Wednesday, February 3, 2010

Answer to the Marketing Brain Teaser from Last Entry

Help me. I posed a question to all readers, got a ton of responses, some of which were actually correct and devoid of curse words. ALL were interesting. Very cool to get different perspectives.

Summarized question: “There are four elements in your ‘Marketing Equation’. Two mentioned in the article were ‘incoming leads’ and ‘conversions’ (or commonly ‘closing ratio’). What are the other two?”

Before you read the answer, my intention was to gather the four BIG elements for those of you not running your marketing by formula. I said in the article, “other numbers are just fluff”.

Since I uttered that statement, I’ve been asked to step down by Democrats, Republicans, and the Sham-Wow guy, who is now the Slap-Chop guy. I regret any convenience I may have caused and humbly apologize to everyone except the Yellow Pages.

Admittedly, there ARE other meaningful numbers and I’ve given credit where due.

Here are the winners AND numbers to know in your Direct Response marketing formula, plus another highly insulting remark to the Yellow Pages.

1.Leads generated– only attributable to Direct Response marketing. Direct Response ads have – as their name implies – a lead generation component and are accountable thereto. If you sent out a Holiday Card or TOMA or Retention piece and were hoping to count “leads” as a result, you may as well plant a strawberry vine and start looking for cumquats.

2.Leads converted – Often based on #1 per campaign, but also as a general measure of closing ratio for all leads. I do NOT like blending “all leads” together since a customer calls in as a lead with a 70-80% closing average vs. a ‘first time caller’ with a 30% closing average.

3.Cost per lead – This figures in the media and fulfillment costs and as such, gives you a baseline for measurement. Advertising during the SuperBowl might get you 1,000 leads, but the CPL will likely be rotten. This figure generally runs between $75 and $200, still a potential loser at the lower price (insolvent unsellable prospects) or very profitable at the higher figure. Has to do with transaction size and of course…

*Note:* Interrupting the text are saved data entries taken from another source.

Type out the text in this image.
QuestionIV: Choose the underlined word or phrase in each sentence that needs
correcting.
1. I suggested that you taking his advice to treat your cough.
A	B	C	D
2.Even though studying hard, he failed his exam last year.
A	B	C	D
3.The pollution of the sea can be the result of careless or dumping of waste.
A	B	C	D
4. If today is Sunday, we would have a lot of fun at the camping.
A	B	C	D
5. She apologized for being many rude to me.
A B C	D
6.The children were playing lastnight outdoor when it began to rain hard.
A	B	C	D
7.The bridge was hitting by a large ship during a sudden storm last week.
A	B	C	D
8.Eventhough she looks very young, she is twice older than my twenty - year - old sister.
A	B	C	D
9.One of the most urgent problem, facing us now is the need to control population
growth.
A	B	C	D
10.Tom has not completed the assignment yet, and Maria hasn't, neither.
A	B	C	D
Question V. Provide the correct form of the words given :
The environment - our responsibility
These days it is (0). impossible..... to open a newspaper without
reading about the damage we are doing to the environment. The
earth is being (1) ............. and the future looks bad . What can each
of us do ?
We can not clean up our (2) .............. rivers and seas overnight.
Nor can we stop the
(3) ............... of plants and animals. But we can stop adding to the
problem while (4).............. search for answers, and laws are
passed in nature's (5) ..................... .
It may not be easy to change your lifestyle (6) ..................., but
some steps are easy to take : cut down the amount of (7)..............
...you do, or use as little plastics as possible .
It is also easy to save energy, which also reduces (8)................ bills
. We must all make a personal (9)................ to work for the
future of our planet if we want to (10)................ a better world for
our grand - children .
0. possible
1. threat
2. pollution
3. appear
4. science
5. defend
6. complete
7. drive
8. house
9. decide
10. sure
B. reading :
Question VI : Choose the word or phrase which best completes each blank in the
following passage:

4.Profit per sale (I’d have accepted ‘transaction size’ too, since that’s way easier to figure, is more part of marketing than operations.) People often ask, “How many leads should I expect from this campaign?” and there are general numbers (1% from Direct Mail a long accepted but now shrinking ‘standard’) yet even these overlook this more revealing figure. Not only is the list smaller for an $8000 bath remodel for example, it’d take far more $79 drain cleanings to make them equally profitable.
The above is why it is very important to know and use the “Break Even Rate” in direct response marketing, which is revealed below, but FIRST…

The Winners Circle:

There were several correct answers yet the most concise AND correct answer goes to Chris Kowalski who had a 7 word email that said, in its entirety:

1.Cost per lead
2.Profit per closed lead
I like it when people get to the point! All who submitted a correct answer will get a copy of Marketing Secrets. Hope you’ll write us a review!

Yet since I’m completely unfair, biased, and make up the rules as I go along, I’ve decided to award 2 honorable mentions –

The Runners Up:

1.Keith Calicoat wrote, “Decrease acquisition cost per customer and raise the frequency of transaction per customer”, which gets partial credit. Keith also put in, “If I win, I don't want the hot dogs!” Fair enough. That makes two of us.

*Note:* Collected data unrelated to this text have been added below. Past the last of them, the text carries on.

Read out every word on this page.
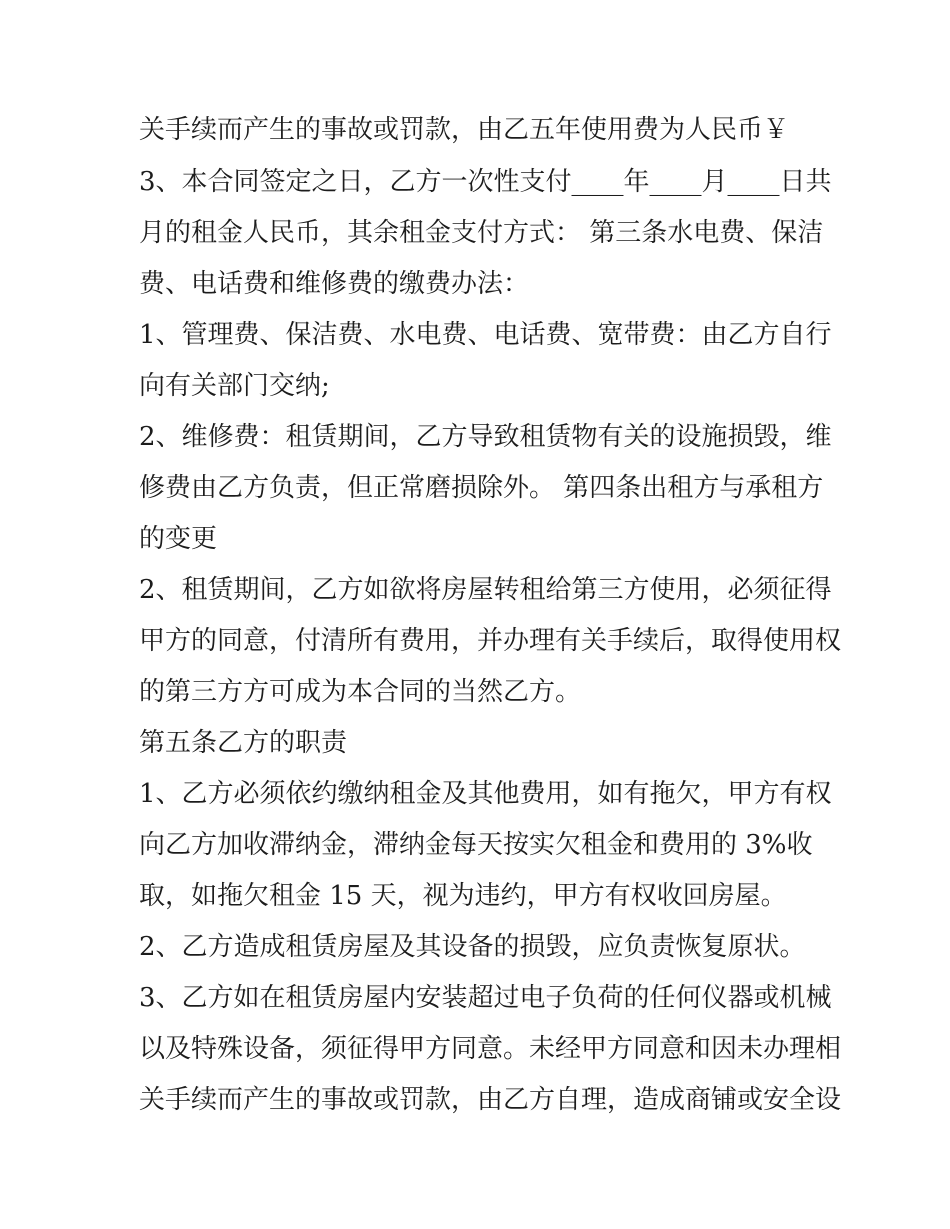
关手续而产生的事故或罚款，由乙五年使用费为人民币￥
3、本合同签定之日，乙方一次性支付____年____月____日共
月的租金人民币，其余租金支付方式： 第三条水电费、保洁
费、电话费和维修费的缴费办法：
1、管理费、保洁费、水电费、电话费、宽带费：由乙方自行
向有关部门交纳;
2、维修费：租赁期间，乙方导致租赁物有关的设施损毁，维
修费由乙方负责，但正常磨损除外。 第四条出租方与承租方
的变更
2、租赁期间，乙方如欲将房屋转租给第三方使用，必须征得
甲方的同意，付清所有费用，并办理有关手续后，取得使用权
的第三方方可成为本合同的当然乙方。
第五条乙方的职责
1、乙方必须依约缴纳租金及其他费用，如有拖欠，甲方有权
向乙方加收滞纳金，滞纳金每天按实欠租金和费用的 3%收
取，如拖欠租金 15 天，视为违约，甲方有权收回房屋。
2、乙方造成租赁房屋及其设备的损毁，应负责恢复原状。
3、乙方如在租赁房屋内安装超过电子负荷的任何仪器或机械
以及特殊设备，须征得甲方同意。未经甲方同意和因未办理相
关手续而产生的事故或罚款，由乙方自理，造成商铺或安全设
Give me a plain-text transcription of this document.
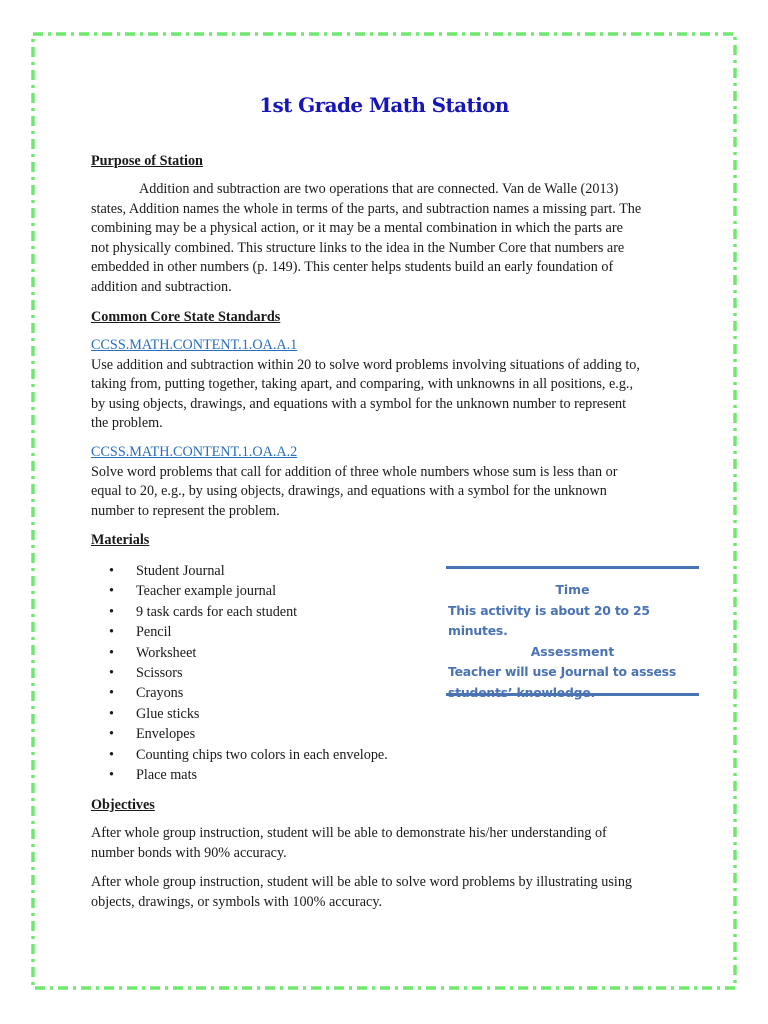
1st Grade Math Station
Purpose of Station
Addition and subtraction are two operations that are connected. Van de Walle (2013)
states, Addition names the whole in terms of the parts, and subtraction names a missing part. The
combining may be a physical action, or it may be a mental combination in which the parts are
not physically combined. This structure links to the idea in the Number Core that numbers are
embedded in other numbers (p. 149). This center helps students build an early foundation of
addition and subtraction.
Common Core State Standards
CCSS.MATH.CONTENT.1.OA.A.1
Use addition and subtraction within 20 to solve word problems involving situations of adding to,
taking from, putting together, taking apart, and comparing, with unknowns in all positions, e.g.,
by using objects, drawings, and equations with a symbol for the unknown number to represent
the problem.
CCSS.MATH.CONTENT.1.OA.A.2
Solve word problems that call for addition of three whole numbers whose sum is less than or
equal to 20, e.g., by using objects, drawings, and equations with a symbol for the unknown
number to represent the problem.
Materials
• Student Journal
• Teacher example journal
• 9 task cards for each student
• Pencil
• Worksheet
• Scissors
• Crayons
• Glue sticks
• Envelopes
• Counting chips two colors in each envelope.
• Place mats
Objectives
After whole group instruction, student will be able to demonstrate his/her understanding of
number bonds with 90% accuracy.
After whole group instruction, student will be able to solve word problems by illustrating using
objects, drawings, or symbols with 100% accuracy.
Time
This activity is about 20 to 25 minutes.
Assessment
Teacher will use Journal to assess
students’ knowledge.
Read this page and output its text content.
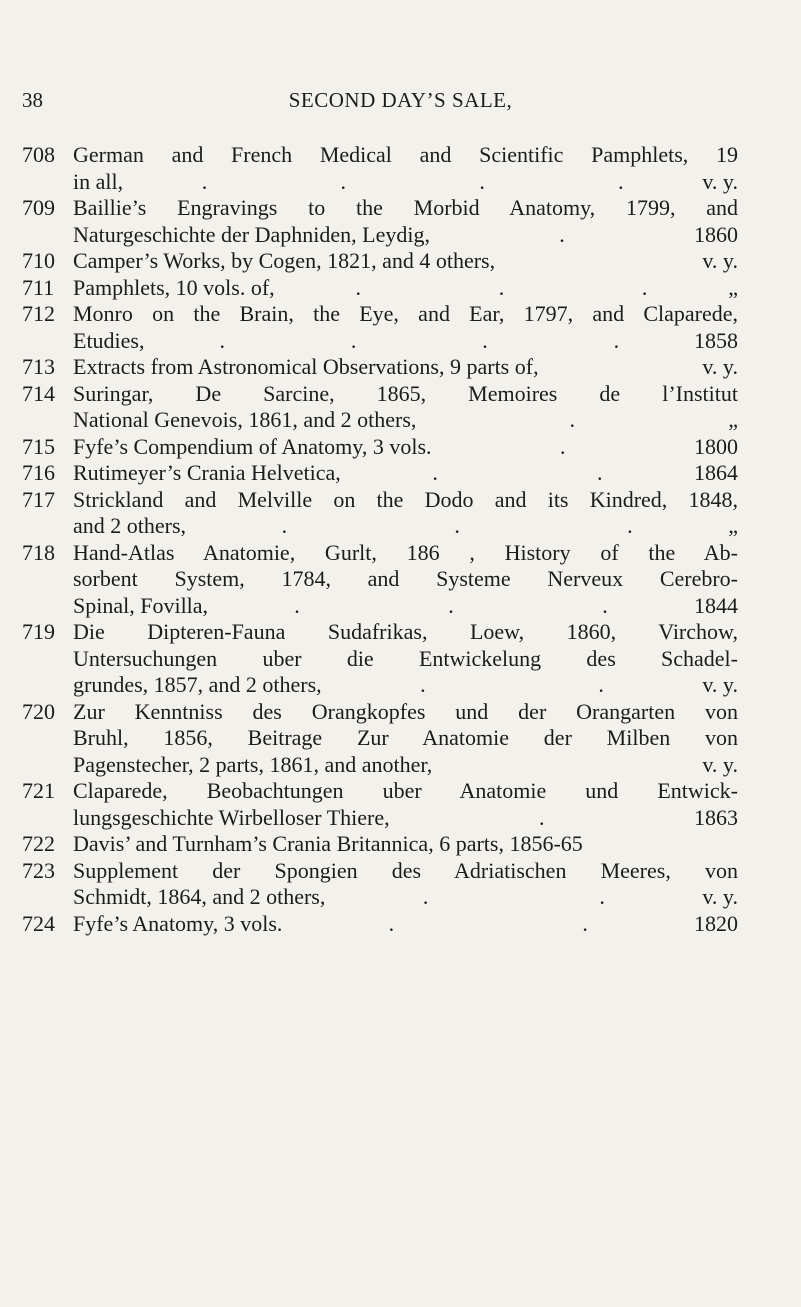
38	SECOND DAY’S SALE,
708 German and French Medical and Scientific Pamphlets, 19
in all,	.	.	.	.	v. y.
709 Baillie’s Engravings to the Morbid Anatomy, 1799, and
Naturgeschichte der Daphniden, Leydig,	.	1860
710 Camper’s Works, by Cogen, 1821, and 4 others,	v. y.
711 Pamphlets, 10 vols. of,	.	.	.	„
712 Monro on the Brain, the Eye, and Ear, 1797, and Claparede,
Etudies,	.	.	.	.	1858
713 Extracts from Astronomical Observations, 9 parts of,	v. y.
714 Suringar, De Sarcine, 1865, Memoires de l’Institut
National Genevois, 1861, and 2 others,	.	„
715 Fyfe’s Compendium of Anatomy, 3 vols.	.	1800
716 Rutimeyer’s Crania Helvetica,	.	.	1864
717 Strickland and Melville on the Dodo and its Kindred, 1848,
and 2 others,	.	.	.	„
718 Hand-Atlas Anatomie, Gurlt, 186 , History of the Ab-
sorbent System, 1784, and Systeme Nerveux Cerebro-
Spinal, Fovilla,	.	.	.	1844
719 Die Dipteren-Fauna Sudafrikas, Loew, 1860, Virchow,
Untersuchungen uber die Entwickelung des Schadel-
grundes, 1857, and 2 others,	.	.	v. y.
720 Zur Kenntniss des Orangkopfes und der Orangarten von
Bruhl, 1856, Beitrage Zur Anatomie der Milben von
Pagenstecher, 2 parts, 1861, and another,	v. y.
721 Claparede, Beobachtungen uber Anatomie und Entwick-
lungsgeschichte Wirbelloser Thiere,	.	1863
722 Davis’ and Turnham’s Crania Britannica, 6 parts, 1856-65
723 Supplement der Spongien des Adriatischen Meeres, von
Schmidt, 1864, and 2 others,	.	.	v. y.
724 Fyfe’s Anatomy, 3 vols.	.	.	1820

2.J.S. Woolery from Home Energy suggested “raise average order size”, which is a great way to increase profits NOW from virtually every sale. I still contend that most contractors could increase prices by 10% today, not lose one customer (okay, the cheap ones) and put the entire bump on your paycheck.
BONUS feature today is the Break Even Rate Formula:

A/B = C

(C/D) x 100 = E

(E/F) x 100 = Break even response rate


A= Cost of Direct Response campaign

B = Profit per job/service offered in ‘A’.

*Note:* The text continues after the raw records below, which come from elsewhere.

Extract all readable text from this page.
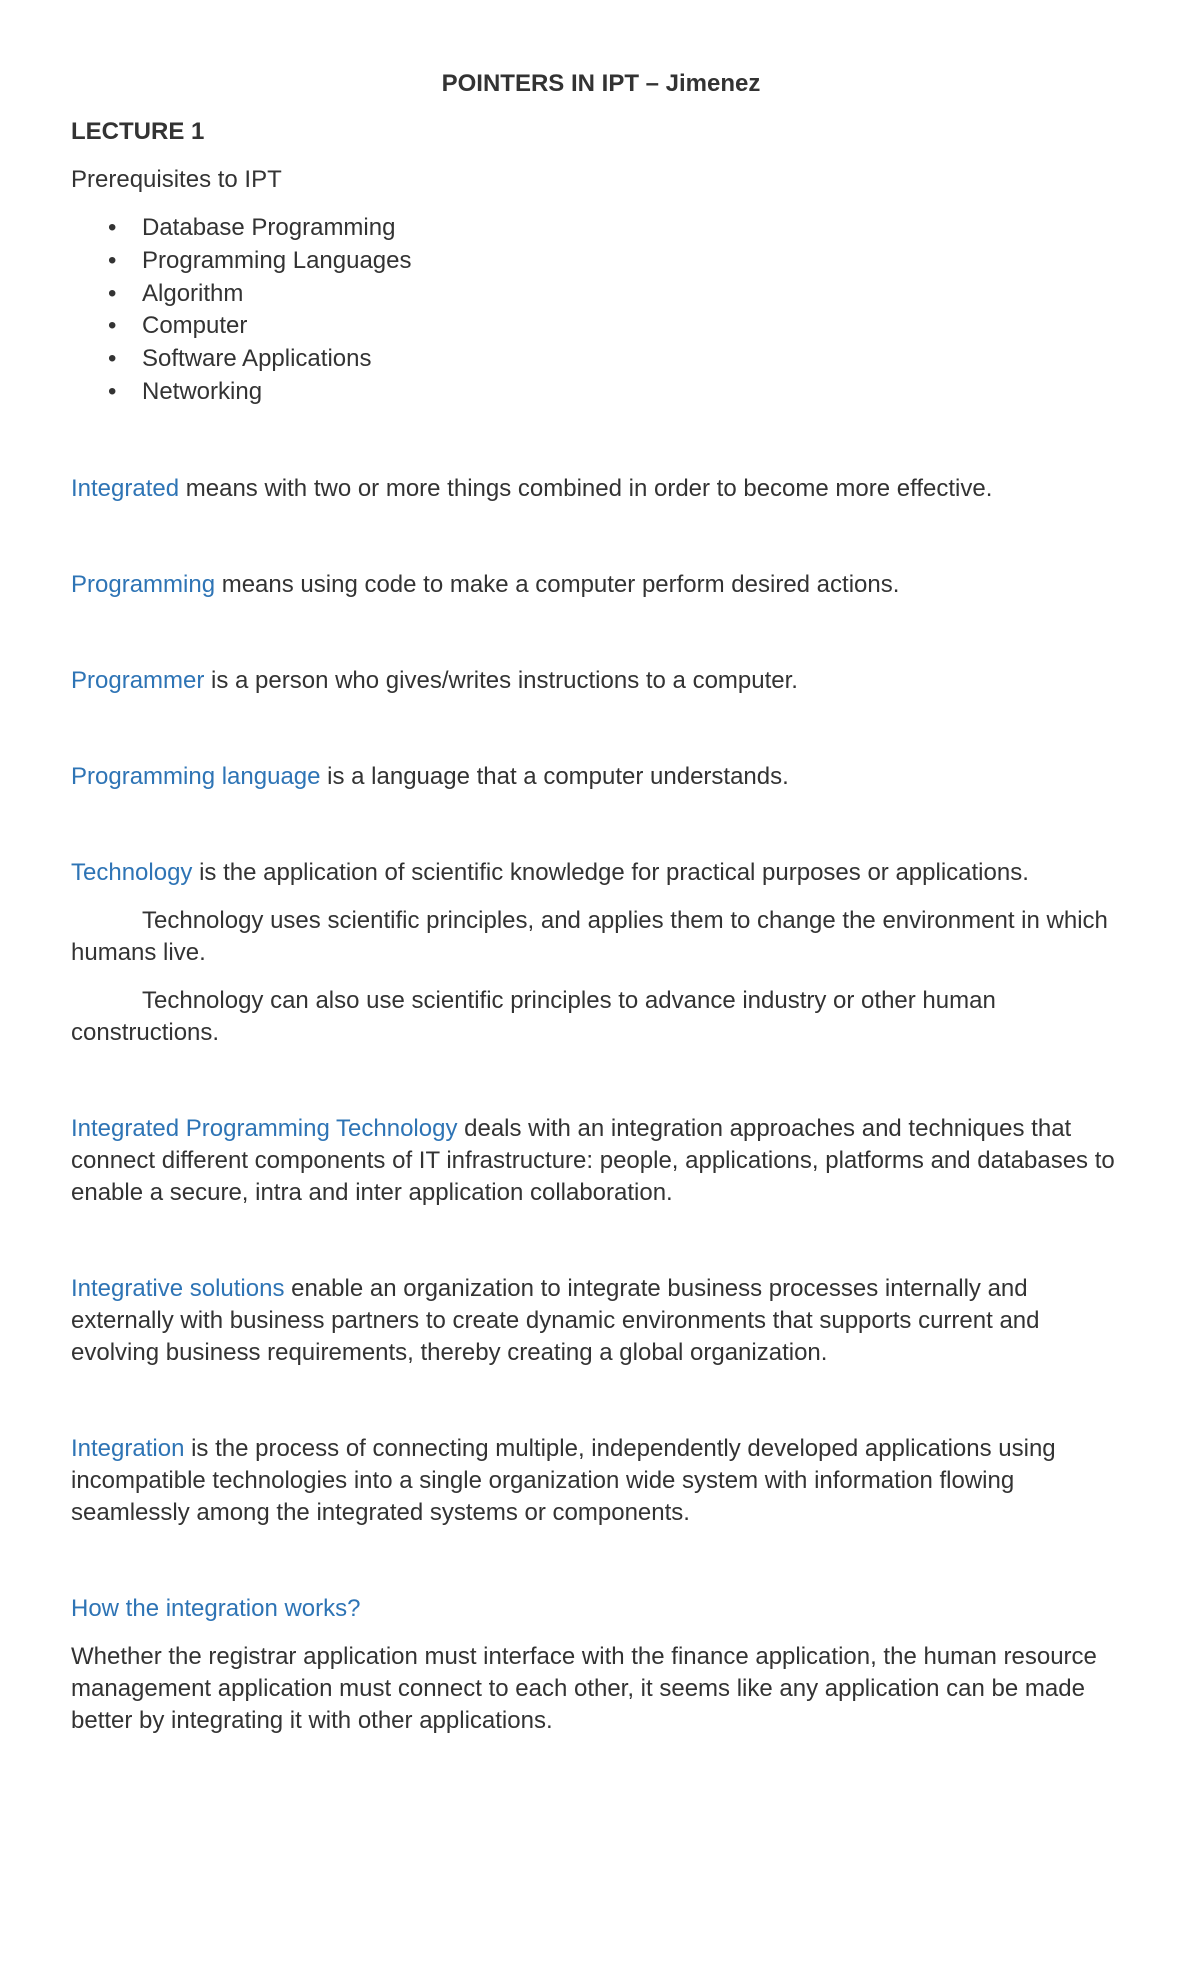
POINTERS IN IPT – Jimenez
LECTURE 1
Prerequisites to IPT
• Database Programming
• Programming Languages
• Algorithm
• Computer
• Software Applications
• Networking

Integrated means with two or more things combined in order to become more effective.

Programming means using code to make a computer perform desired actions.

Programmer is a person who gives/writes instructions to a computer.

Programming language is a language that a computer understands.

Technology is the application of scientific knowledge for practical purposes or applications.

Technology uses scientific principles, and applies them to change the environment in which humans live.

Technology can also use scientific principles to advance industry or other human constructions.

Integrated Programming Technology deals with an integration approaches and techniques that connect different components of IT infrastructure: people, applications, platforms and databases to enable a secure, intra and inter application collaboration.

Integrative solutions enable an organization to integrate business processes internally and externally with business partners to create dynamic environments that supports current and evolving business requirements, thereby creating a global organization.

Integration is the process of connecting multiple, independently developed applications using incompatible technologies into a single organization wide system with information flowing seamlessly among the integrated systems or components.

How the integration works?

Whether the registrar application must interface with the finance application, the human resource management application must connect to each other, it seems like any application can be made better by integrating it with other applications.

C = Minimum job/services needed to break even

D = Average conversion (closing rate) on leads for this type job

E = Number of total leads needed to break even

F = Number of pieces mailed/audience


Obviously, the goal is to exceed “D” and “E” by the largest number you can. Now you know why the combination of these factors rules your fortunes.

I recommend a break even rate on ALL Direct Response ads you do for 2010. But then again, I recommend the slap chop, but only if the Yellow Page ad rep’s finger is in close proximity.

Have an awesome day. Let us help you make it even more of one!